Rap-Star will raus
Häftling erstochen: Brutaler Mord im Diddy-Gefängnis
Über seine Anwälte stellt er einen erneuten Antrag auf Freilassung – und beschreibt in erschütternden Worten die Zustände hinter den Mauern.
Verdorbene Mahlzeiten, Gewalt, Selbstmorde – Diddy spricht von einem täglichen Albtraum. In seinem Antrag ist von „außergewöhnlichen Umständen“ die Rede, die eine Freilassung auf Kaution rechtfertigen sollen. Die Liste der Vorfälle ist lang – und schockierend.

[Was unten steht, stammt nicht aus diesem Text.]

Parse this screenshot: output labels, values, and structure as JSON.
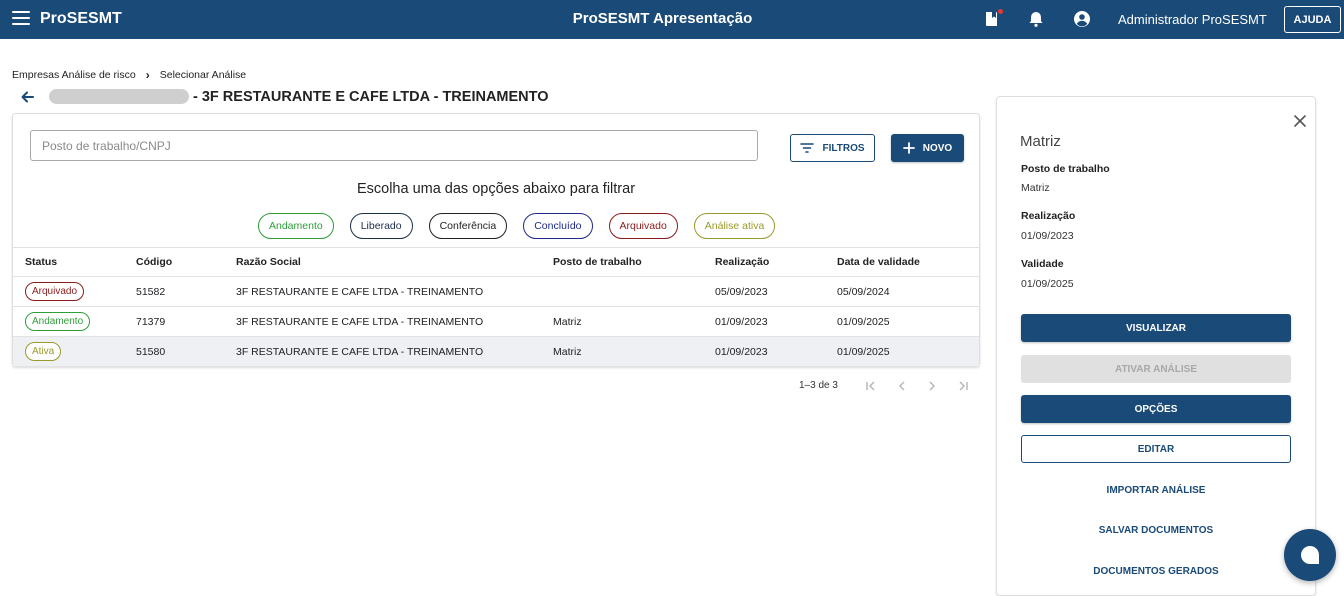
{
  "header": {
    "brand": "ProSESMT",
    "title": "ProSESMT Apresentação",
    "user_name": "Administrador ProSESMT",
    "help_label": "AJUDA",
    "icons": [
      "menu-icon",
      "book-icon",
      "bell-icon",
      "account-circle-icon"
    ],
    "accent_color": "#1a4a78",
    "notification_dot_color": "#e53935"
  },
  "breadcrumb": {
    "items": [
      "Empresas Análise de risco",
      "Selecionar Análise"
    ],
    "separator": "›"
  },
  "page": {
    "title": "- 3F RESTAURANTE E CAFE LTDA - TREINAMENTO"
  },
  "search": {
    "placeholder": "Posto de trabalho/CNPJ",
    "value": ""
  },
  "toolbar": {
    "filters_label": "FILTROS",
    "new_label": "NOVO"
  },
  "filter_section": {
    "heading": "Escolha uma das opções abaixo para filtrar",
    "chips": [
      {
        "label": "Andamento",
        "color": "#2e9e3a"
      },
      {
        "label": "Liberado",
        "color": "#1c2f4a"
      },
      {
        "label": "Conferência",
        "color": "#222222"
      },
      {
        "label": "Concluído",
        "color": "#1f2a8c"
      },
      {
        "label": "Arquivado",
        "color": "#8a1c1c"
      },
      {
        "label": "Análise ativa",
        "color": "#9a9a2a"
      }
    ]
  },
  "table": {
    "columns": [
      "Status",
      "Código",
      "Razão Social",
      "Posto de trabalho",
      "Realização",
      "Data de validade"
    ],
    "rows": [
      {
        "status": "Arquivado",
        "status_color": "#8a1c1c",
        "code": "51582",
        "company": "3F RESTAURANTE E CAFE LTDA - TREINAMENTO",
        "workstation": "",
        "done": "05/09/2023",
        "valid": "05/09/2024"
      },
      {
        "status": "Andamento",
        "status_color": "#2e9e3a",
        "code": "71379",
        "company": "3F RESTAURANTE E CAFE LTDA - TREINAMENTO",
        "workstation": "Matriz",
        "done": "01/09/2023",
        "valid": "01/09/2025"
      },
      {
        "status": "Ativa",
        "status_color": "#9a9a2a",
        "code": "51580",
        "company": "3F RESTAURANTE E CAFE LTDA - TREINAMENTO",
        "workstation": "Matriz",
        "done": "01/09/2023",
        "valid": "01/09/2025"
      }
    ]
  },
  "pagination": {
    "range": "1–3 de 3"
  },
  "side_panel": {
    "title": "Matriz",
    "workstation_label": "Posto de trabalho",
    "workstation_value": "Matriz",
    "done_label": "Realização",
    "done_value": "01/09/2023",
    "valid_label": "Validade",
    "valid_value": "01/09/2025",
    "view_label": "VISUALIZAR",
    "activate_label": "ATIVAR ANÁLISE",
    "options_label": "OPÇÕES",
    "edit_label": "EDITAR",
    "import_label": "IMPORTAR ANÁLISE",
    "save_docs_label": "SALVAR DOCUMENTOS",
    "generated_docs_label": "DOCUMENTOS GERADOS"
  }
}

So sei erst vor zwei Wochen ein Häftling direkt über Diddys Zelle niedergestochen worden, heißt es in dem Antrag. Die Gewalt im Gefängnis eskaliere unkontrolliert. Bereits im Februar sei das gesamte MDC abgeriegelt worden – nach einer Woche voller Randale und Waffenangriffe durch Insassen. Auch in den Jahren zuvor kam es immer wieder zu dramatischen Vorfällen: Mindestens vier Häftlinge begingen Suizid, vergangenes Jahr wurde ein Insasse ermordet.
Erschütternde Bedingungen
Diddys Anwalt Marc Agnifilo malt ein erschütterndes Bild der Haftbedingungen. Die hygienischen Zustände seien katastrophal, das Essen regelmäßig verdorben. Wörtlich schreibt er ans Gericht: „Das MDC serviert routinemäßig abgelaufene und mit Maden befallene Lebensmittel.“
Ein erfahrener New Yorker Kripo-Beamter, der anonym bleiben will, bestätigt gegenüber BILD: „Dieser Knast ist untragbar. Kleine, dreckige Zellen, ein ständiger, beißender Gestank. Und das Essen? Teilweise schimmelig, voller Bakterien – ekelhaft und gefährlich.“
Diddy sitzt wegen schwerwiegender Vorwürfe in U-Haft, darunter Menschenhandel, Körperverletzung und weitere Sexualdelikte. Doch nun rückt das Verfahren selbst in den Hintergrund – denn für den 54-Jährigen geht es im Gefängnis um Leben und Tod.